When it comes to the topic of homeschooling, there is one question on most people’s minds: What about socialization?
Despite my confidence in our decision to homeschool–and in our ability to do it well–I, too, have had to consider this question of “socialization.” Dictionary.com defines socialization as “a continuing process whereby an individual acquires a personal identity and learns the norms, values, behavior and social skills appropriate to his or her social position.” Asking the question about socialization seems to imply, then, an idea that children ought to be socialized by their peers. I disagree. It isn’t my children’s peers who can best inform them of “appropriate” norms, values, behaviors, and social skills; it’s Travis and me.
That being said, I realize that the technical definition of “socialization” may not be exactly what most people have in mind when they ask the question. “Socialization” could mean to some just simply learning how to relate to and get along with one’s peers.
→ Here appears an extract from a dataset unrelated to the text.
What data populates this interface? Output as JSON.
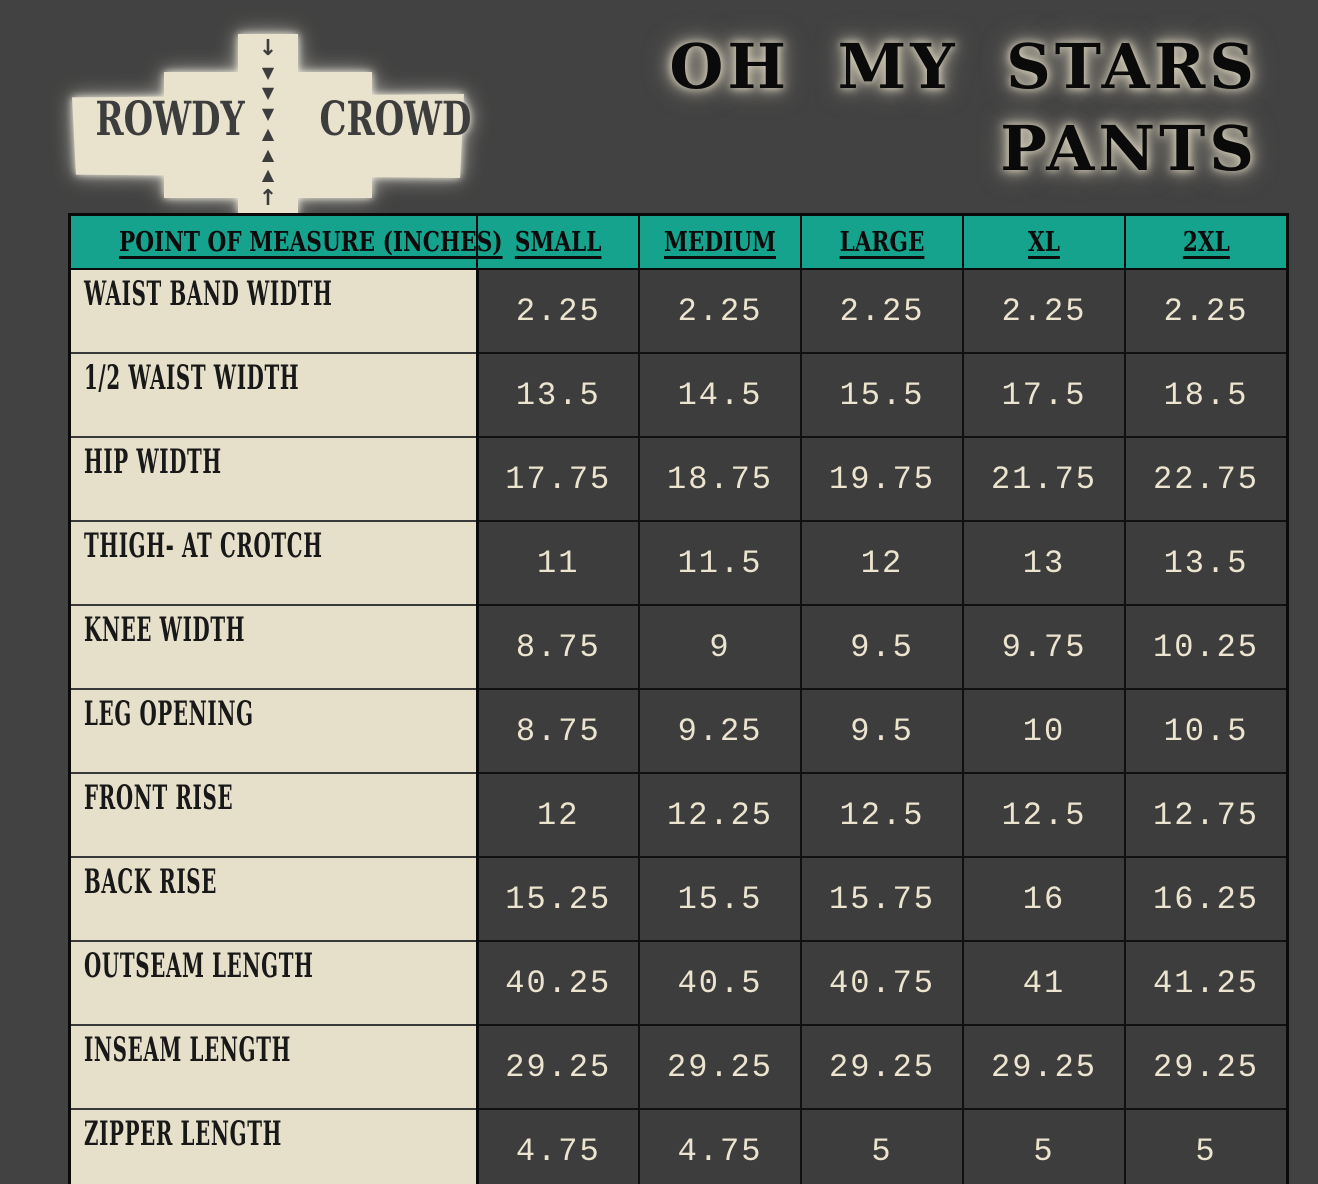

By this definition, is socialization important? Yes! It is of great importance to Travis and me that our children be able to develop and maintain healthy relationships with their peers (and with people of all ages, for that matter). And that is why we don’t altogether dismiss this question that homeschoolers hear so often.
In fact, it was our consideration of the socialization question that first led us to entertain the idea of joining a homeschool co-op. It’s probably fair to say that homeschool families who participate in a co-op do so for one (or both) of two reasons: for academic purposes or for social purposes. Our objective was a little of both.
One potential obstacle to homeschooling is that some subjects are difficult to teach at home–namely, P.E., visual arts, and performing arts. So, while I feel that our homeschool is rather academic on its own, I did recognize that a co-op would fill in some gaps in my children’s education by providing them with a venue for these subjects which I cannot easily teach at home.
Despite what homeschool critics may think, my children have ample social opportunities (with or without a co-op, by the way). From playing with the neighborhood kids to attending church activities to participating on athletic teams, my kids get plenty of practice in developing and maintaining relationships with their peers. So, it wasn’t peer relationships I was seeking from a co-op as much as it was the structure of a classroom setting and the practice of “classroom skills” such as attentiveness, participation, cooperation, and time management.
Going back to the definition of socialization, I would just like to point out that socialization happens. Whether public school or homeschool, city-living or country-living, co-op or no co-op, children are influenced by experiences, by interactions with others, and by education; and all of those factors play a role in their growth into the people they will become. The socialization question, therefore, ought to be about the nature of these social influences in our children’s lives rather than about the existence or non-existence thereof.
This concludes my series on My Homeschool. I’ve shared with you why we homeschool, what a day in our homeschool looks like, what curriculum we use, and why we decided to join a co-op. I hope that these posts have served as an encouragement to those seeking direction for their own homeschool.